Kunkel has asked for a temporary restraining order and preliminary injunction against the public health officials. Schrand will hear arguments on Monday. He could rule then, or take some time before issuing a decision.

Assumption Academy and its elementary-level Our Lady of the Sacred Heart School operate under the Society of St. Pius X, a conservative Catholic sect that opts for the Latin Mass and resists the Vatican II church reforms.

In early February through March, chickenpox moved through the Assumption Academy student body. Officials from Northern Kentucky Independent District Board of Health urged parents to vaccinate their children against the highly contagious illness.

Though the flu is deadlier, chickenpox can be fatal, especially to infants and pregnant women. People can spread chickenpox for up to three weeks before they develop the telltale itchy rash. Perhaps the only good thing about a bout with chickenpox is that it confers lifelong immunity.

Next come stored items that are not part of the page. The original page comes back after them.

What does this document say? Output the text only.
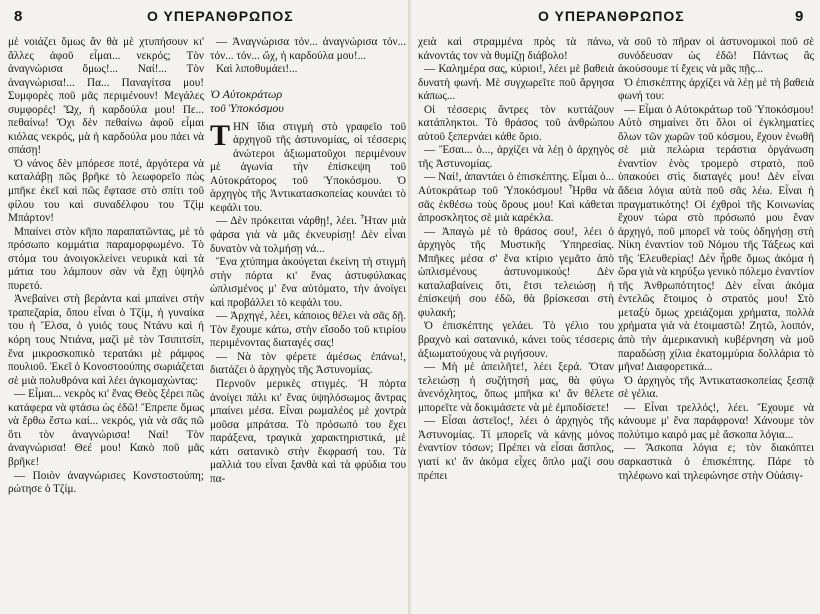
8	Ο ΥΠΕΡΑΝΘΡΩΠΟΣ

μὲ νοιάζει ὅμως ἄν θὰ μὲ χτυπήσουν κι' ἄλλες ἀφοῦ εἶμαι... νεκρός; Τὸν ἀναγνώρισα ὅμως!... Ναί!... Τὸν ἀναγνώρισα!... Πα... Παναγίτσα μου! Συμφορὲς ποῦ μᾶς περιμένουν! Μεγάλες συμφορές! Ὤχ, ἡ καρδούλα μου! Πε... πεθαίνω! Ὄχι δὲν πεθαίνω ἀφοῦ εἶμαι κιόλας νεκρός, μὰ ἡ καρδούλα μου πάει νὰ σπάσῃ!

Ὁ νάνος δὲν μπόρεσε ποτέ, ἀργότερα νὰ καταλάβῃ πῶς βρῆκε τὸ λεωφορεῖο πὼς μπῆκε ἐκεῖ καὶ πῶς ἔφτασε στὸ σπίτι τοῦ φίλου του καὶ συναδέλφου του Τζὶμ Μπάρτον!

Μπαίνει στὸν κῆπο παραπατῶντας, μὲ τὸ πρόσωπο κομμάτια παραμορφωμένο. Τὸ στόμα του ἀνοιγοκλείνει νευρικὰ καὶ τὰ μάτια του λάμπουν σὰν νὰ ἔχῃ ὑψηλὸ πυρετό.

Ἀνεβαίνει στὴ βεράντα καὶ μπαίνει στὴν τραπεζαρία, ὅπου εἶναι ὁ Τζίμ, ἡ γυναίκα του ἡ Ἔλσα, ὁ γυιός τους Ντάνυ καὶ ἡ κόρη τους Ντιάνα, μαζὶ μὲ τὸν Τσιπιτσίπ, ἕνα μικροσκοπικὸ τερατάκι μὲ ράμφος πουλιοῦ. Ἐκεῖ ὁ Κονοστοούπης σωριάζεται σὲ μιὰ πολυθρόνα καὶ λέει ἀγκομαχώντας:

— Εἶμαι... νεκρὸς κι' ἕνας Θεὸς ξέρει πῶς κατάφερα νὰ φτάσω ὡς ἐδῶ! Ἔπρεπε ὅμως νὰ ἔρθω ἔστω καί... νεκρός, γιὰ νὰ σᾶς πῶ ὅτι τὸν ἀναγνώρισα! Ναί! Τὸν ἀναγνώρισα! Θεέ μου! Κακὸ ποῦ μᾶς βρῆκε!

— Ποιὸν ἀναγνώρισες Κονστοστούπη; ρώτησε ὁ Τζίμ.

— Ἀναγνώρισα τόν... ἀναγνώρισα τόν... τόν... τόν... ὤχ, ἡ καρδούλα μου!...

Καὶ λιποθυμάει!...

Ὁ Αὐτοκράτωρ
τοῦ Ὑποκόσμου

ΤΗΝ ἴδια στιγμὴ στὸ γραφεῖο τοῦ ἀρχηγοῦ τῆς ἀστυνομίας, οἱ τέσσερις ἀνώτεροι ἀξιωματοῦχοι περιμένουν μὲ ἀγωνία τὴν ἐπίσκεψη τοῦ Αὐτοκράτορος τοῦ Ὑποκόσμου. Ὁ ἀρχηγὸς τῆς Ἀντικατασκοπείας κουνάει τὸ κεφάλι του.

— Δὲν πρόκειται νάρθῃ!, λέει. Ἦταν μιὰ φάρσα γιὰ νὰ μᾶς ἐκνευρίσῃ! Δὲν εἶναι δυνατὸν νὰ τολμήσῃ νά...

Ἕνα χτύπημα ἀκούγεται ἐκείνη τὴ στιγμὴ στὴν πόρτα κι' ἕνας ἀστυφύλακας ὡπλισμένος μ' ἕνα αὐτόματο, τὴν ἀνοίγει καὶ προβάλλει τὸ κεφάλι του.

— Ἀρχηγέ, λέει, κάποιος θέλει νὰ σᾶς δῇ. Τὸν ἔχουμε κάτω, στὴν εἴσοδο τοῦ κτιρίου περιμένοντας διαταγές σας!

— Νὰ τὸν φέρετε ἀμέσως ἐπάνω!, διατάζει ὁ ἀρχηγὸς τῆς Ἀστυνομίας.

Περνοῦν μερικὲς στιγμές. Ἡ πόρτα ἀνοίγει πάλι κι' ἕνας ὑψηλόσωμος ἄντρας μπαίνει μέσα. Εἶναι ρωμαλέος μὲ χοντρὰ μοῦσα μπράτσα. Τὸ πρόσωπό του ἔχει παράξενα, τραγικὰ χαρακτηριστικά, μὲ κάτι σατανικὸ στὴν ἔκφρασή του. Τὰ μαλλιά του εἶναι ξανθὰ καὶ τὰ φρύδια του πα-

Ο ΥΠΕΡΑΝΘΡΩΠΟΣ	9

χειὰ καὶ στραμμένα πρὸς τὰ πάνω, κάνοντάς τον νὰ θυμίζῃ διάβολο!

— Καλημέρα σας, κύριοι!, λέει μὲ βαθειὰ δυνατὴ φωνή. Μὲ συγχωρεῖτε ποῦ ἄργησα κάπως...

Οἱ τέσσερις ἄντρες τὸν κυττάζουν κατάπληκτοι. Τὸ θράσος τοῦ ἀνθρώπου αὐτοῦ ξεπερνάει κάθε ὅριο.

— Ἔσαι... ὁ..., ἀρχίζει νὰ λέῃ ὁ ἀρχηγὸς τῆς Ἀστυνομίας.

— Ναί!, ἀπαντάει ὁ ἐπισκέπτης. Εἶμαι ὁ... Αὐτοκράτωρ τοῦ Ὑποκόσμου! Ἦρθα νὰ σᾶς ἐκθέσω τοὺς ὅρους μου! Καὶ κάθεται ἀπροσκλητος σὲ μιὰ καρέκλα.

— Ἀπαγὼ μὲ τὸ θράσος σου!, λέει ὁ ἀρχηγὸς τῆς Μυστικῆς Ὑπηρεσίας. Μπῆκες μέσα σ' ἕνα κτίριο γεμᾶτο ἀπὸ ὡπλισμένους ἀστυνομικούς! Δὲν καταλαβαίνεις ὅτι, ἔτσι τελειώσῃ ἡ ἐπίσκεψή σου ἐδῶ, θὰ βρίσκεσαι στὴ φυλακή;

Ὁ ἐπισκέπτης γελάει. Τὸ γέλιο του βραχνὸ καὶ σατανικό, κάνει τοὺς τέσσερις ἀξιωματούχους νὰ ριγήσουν.

— Μὴ μὲ ἀπειλῆτε!, λέει ξερά. Ὅταν τελειώσῃ ἡ συζήτησή μας, θὰ φύγω ἀνενόχλητος, ὅπως μπῆκα κι' ἄν θέλετε μπορεῖτε νὰ δοκιμάσετε νὰ μὲ ἐμποδίσετε!

— Εἶσαι ἀστεῖος!, λέει ὁ ἀρχηγὸς τῆς Ἀστυνομίας. Τί μπορεῖς νὰ κάνῃς μόνος ἐναντίον τόσων; Πρέπει νὰ εἶσαι ἄσπλος, γιατί κι' ἄν ἀκόμα εἶχες ὅπλο μαζί σου πρέπει

νὰ σοῦ τὸ πῆραν οἱ ἀστυνομικοὶ ποῦ σὲ συνόδευσαν ὡς ἐδῶ! Πάντως ἂς ἀκούσουμε τί ἔχεις νὰ μᾶς πῇς...

Ὁ ἐπισκέπτης ἀρχίζει νὰ λέῃ μὲ τὴ βαθειὰ φωνή του:

— Εἶμαι ὁ Αὐτοκράτωρ τοῦ Ὑποκόσμου! Αὐτὸ σημαίνει ὅτι ὅλοι οἱ ἐγκληματίες ὅλων τῶν χωρῶν τοῦ κόσμου, ἔχουν ἑνωθῆ σὲ μιὰ πελώρια τεράστια ὀργάνωση ἐναντίον ἑνὸς τρομερὸ στρατὸ, ποῦ ὑπακούει στὶς διαταγές μου! Δὲν εἶναι ἄδεια λόγια αὐτὰ ποῦ σᾶς λέω. Εἶναι ἡ πραγματικότης! Οἱ ἐχθροὶ τῆς Κοινωνίας ἔχουν τώρα στὸ πρόσωπό μου ἕναν ἀρχηγό, ποῦ μπορεῖ νὰ τοὺς ὁδηγήσῃ στὴ Νίκη ἐναντίον τοῦ Νόμου τῆς Τάξεως καὶ τῆς Ἐλευθερίας! Δὲν ἦρθε ὅμως ἀκόμα ἡ ὥρα γιὰ νὰ κηρύξω γενικὸ πόλεμο ἐναντίον τῆς Ἀνθρωπότητος! Δὲν εἶναι ἀκόμα ἐντελῶς ἕτοιμος ὁ στρατός μου! Στὸ μεταξὺ ὅμως χρειάζομαι χρήματα, πολλὰ χρήματα γιὰ νὰ ἑτοιμαστῶ! Ζητῶ, λοιπόν, ἀπὸ τὴν ἀμερικανικὴ κυβέρνηση νὰ μοῦ παραδώσῃ χίλια ἑκατομμύρια δολλάρια τὸ μῆνα! Διαφορετικά...

Ὁ ἀρχηγὸς τῆς Ἀντικατασκοπείας ξεσπᾷ σὲ γέλια.

— Εἶναι τρελλός!, λέει. Ἔχουμε νὰ κάνουμε μ' ἕνα παράφρονα! Χάνουμε τὸν πολύτιμο καιρό μας μὲ ἄσκοπα λόγια...

— Ἄσκοπα λόγια ε; τὸν διακόπτει σαρκαστικὰ ὁ ἐπισκέπτης. Πάρε τὸ τηλέφωνο καὶ τηλεφώνησε στὴν Οὐάσιγ-
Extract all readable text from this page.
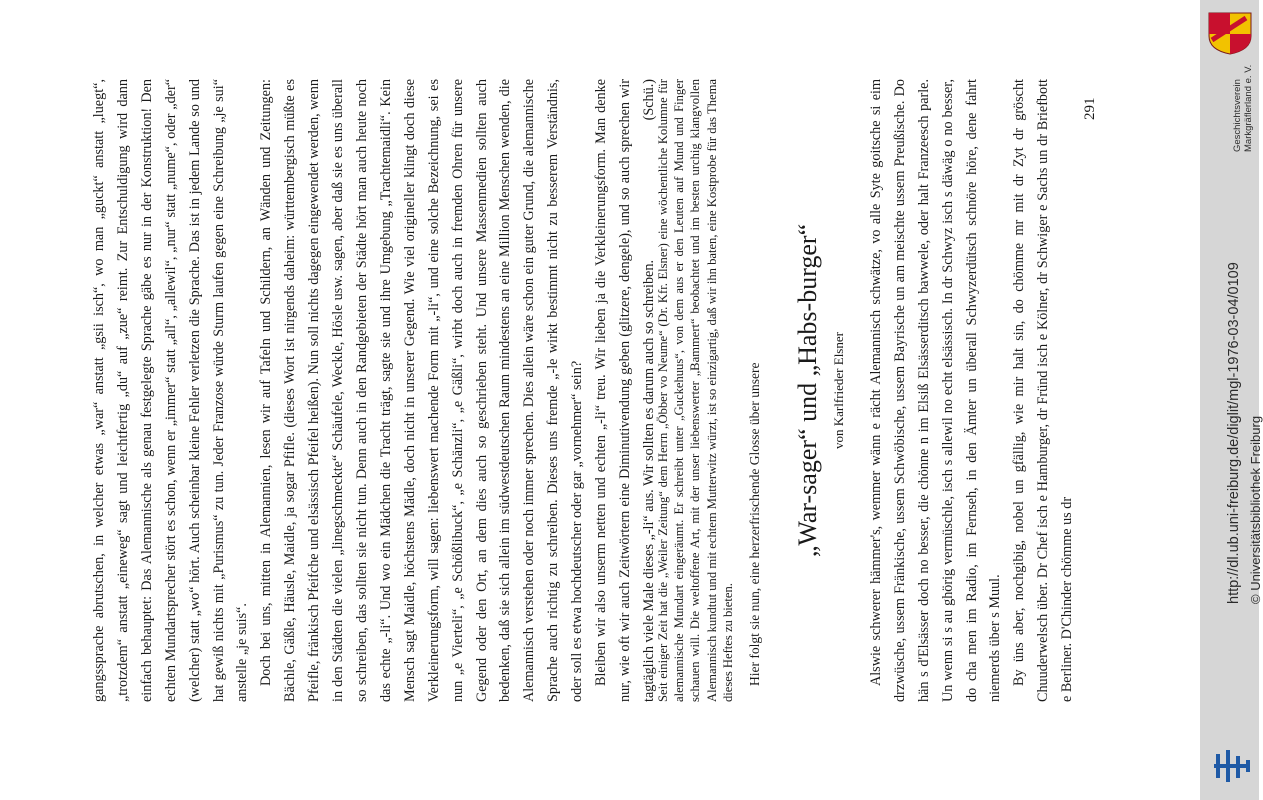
gangssprache abrutschen, in welcher etwas „war“ anstatt „gsii isch“, wo man „guckt“ anstatt „luegt“, „trotzdem“ anstatt „eineweg“ sagt und leichtfertig „du“ auf „zue“ reimt. Zur Entschuldigung wird dann einfach behauptet: Das Alemannische als genau festgelegte Sprache gäbe es nur in der Konstruktion! Den echten Mundartsprecher stört es schon, wenn er „immer“ statt „all“, „allewil“, „nur“ statt „nume“, oder „der“ (welcher) statt „wo“ hört. Auch scheinbar kleine Fehler verletzen die Sprache. Das ist in jedem Lande so und hat gewiß nichts mit „Purismus“ zu tun. Jeder Franzose würde Sturm laufen gegen eine Schreibung „je sui“ anstelle „je suis“. Doch bei uns, mitten in Alemannien, lesen wir auf Tafeln und Schildern, an Wänden und Zeitungen: Bächle, Gäßle, Häusle, Maidle, ja sogar Pfifle. (dieses Wort ist nirgends daheim: württembergisch müßte es Pfeifle, fränkisch Pfeifche und elsässisch Pfeifel heißen). Nun soll nichts dagegen eingewendet werden, wenn in den Städten die vielen „linegschmeckte“ Schäufele, Weckle, Hösle usw. sagen, aber daß sie es uns überall so schreiben, das sollten sie nicht tun. Denn auch in den Randgebieten der Städte hört man auch heute noch das echte „-li“. Und wo ein Mädchen die Tracht trägt, sagte sie und ihre Umgebung „Trachtemaidli“. Kein Mensch sagt Maidle, höchstens Mädle, doch nicht in unserer Gegend. Wie viel origineller klingt doch diese Verkleinerungsform, will sagen: liebenswert machende Form mit „-li“, und eine solche Bezeichnung, sei es nun „e Vierteli“, „e Schößlibuck“, „e Schänzli“, „e Gäßli“, wirbt doch auch in fremden Ohren für unsere Gegend oder den Ort, an dem dies auch so geschrieben steht. Und unsere Massenmedien sollten auch bedenken, daß sie sich allein im südwestdeutschen Raum mindestens an eine Million Menschen wenden, die Alemannisch verstehen oder noch immer sprechen. Dies allein wäre schon ein guter Grund, die alemannische Sprache auch richtig zu schreiben. Dieses uns fremde „-le wirkt bestimmt nicht zu besserem Verständnis, oder soll es etwa hochdeutscher oder gar „vornehmer“ sein? Bleiben wir also unserm netten und echten „-li“ treu. Wir lieben ja die Verkleinerungsform. Man denke nur, wie oft wir auch Zeitwörtern eine Diminutivendung geben (glitzere, dengele), und so auch sprechen wir tagtäglich viele Male dieses „-li“ aus. Wir sollten es darum auch so schreiben.
(Schü.) Seit einiger Zeit hat die „Weiler Zeitung“ dem Herrn „Öbber vo Neume“ (Dr. Kfr. Elsner) eine wöchentliche Kolumne für alemannische Mundart eingeräumt. Er schreibt unter „Guckehuus“, von dem aus er den Leuten auf Mund und Finger schauen will. Die weltoffene Art, mit der unser liebenswerter „Bammert“ beobachtet und im besten urchig klangvollen Alemannisch kundtut und mit echtem Mutterwitz würzt, ist so einzigartig, daß wir ihn baten, eine Kostprobe für das Thema dieses Heftes zu bieten. Hier folgt sie nun, eine herzerfrischende Glosse über unsere „War-sager“ und „Habs-burger“ von Karlfrieder Elsner	Alswie schwerer hämmer's, wemmer wänn e rächt Alemannisch schwätze, vo alle Syte goitsche si eim drzwüsche, ussem Fränkische, ussem Schwöbische, ussem Bayrische un am meischte ussem Preußische. Do hän s d'Elsässer doch no besser, die chönne n im Elsiß Elsässerditsch bawwele, oder halt Franzeesch parle. Un wenn si s au ghörig vermüschle, isch s allewil no echt elsässisch. In dr Schwyz isch s däwäg o no besser, do cha men im Radio, im Fernseh, in den Ämter un überall Schwyzerdütsch schnöre höre, dene fahrt niemerds über s Muul. By üns aber, nochgibig, nobel un gfällig, wie mir halt sin, do chömme mr mit dr Zyt dr gröscht Chuuderwelsch über. Dr Chef isch e Hamburger, dr Fründ isch e Kölner, dr Schwiger e Sachs un dr Briefbott e Berliner. D'Chinder chömme us dr

291	Geschichtsverein Markgräflerland e. V.
http://dl.ub.uni-freiburg.de/diglit/mgl-1976-03-04/0109 © Universitätsbibliothek Freiburg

By mid-March, when 32 students became ill, the health department told parents that unless they could show proof of vaccination or immunity, their children would have to stay home until the worst had passed.

Amid the debate in Boone County, Kentucky Gov. Matt Bevin told a radio program that he had engaged in a practice that doctors reject: He sent his nine children to play with a neighbor child who had chickenpox so the Bevin youngsters would come down with it.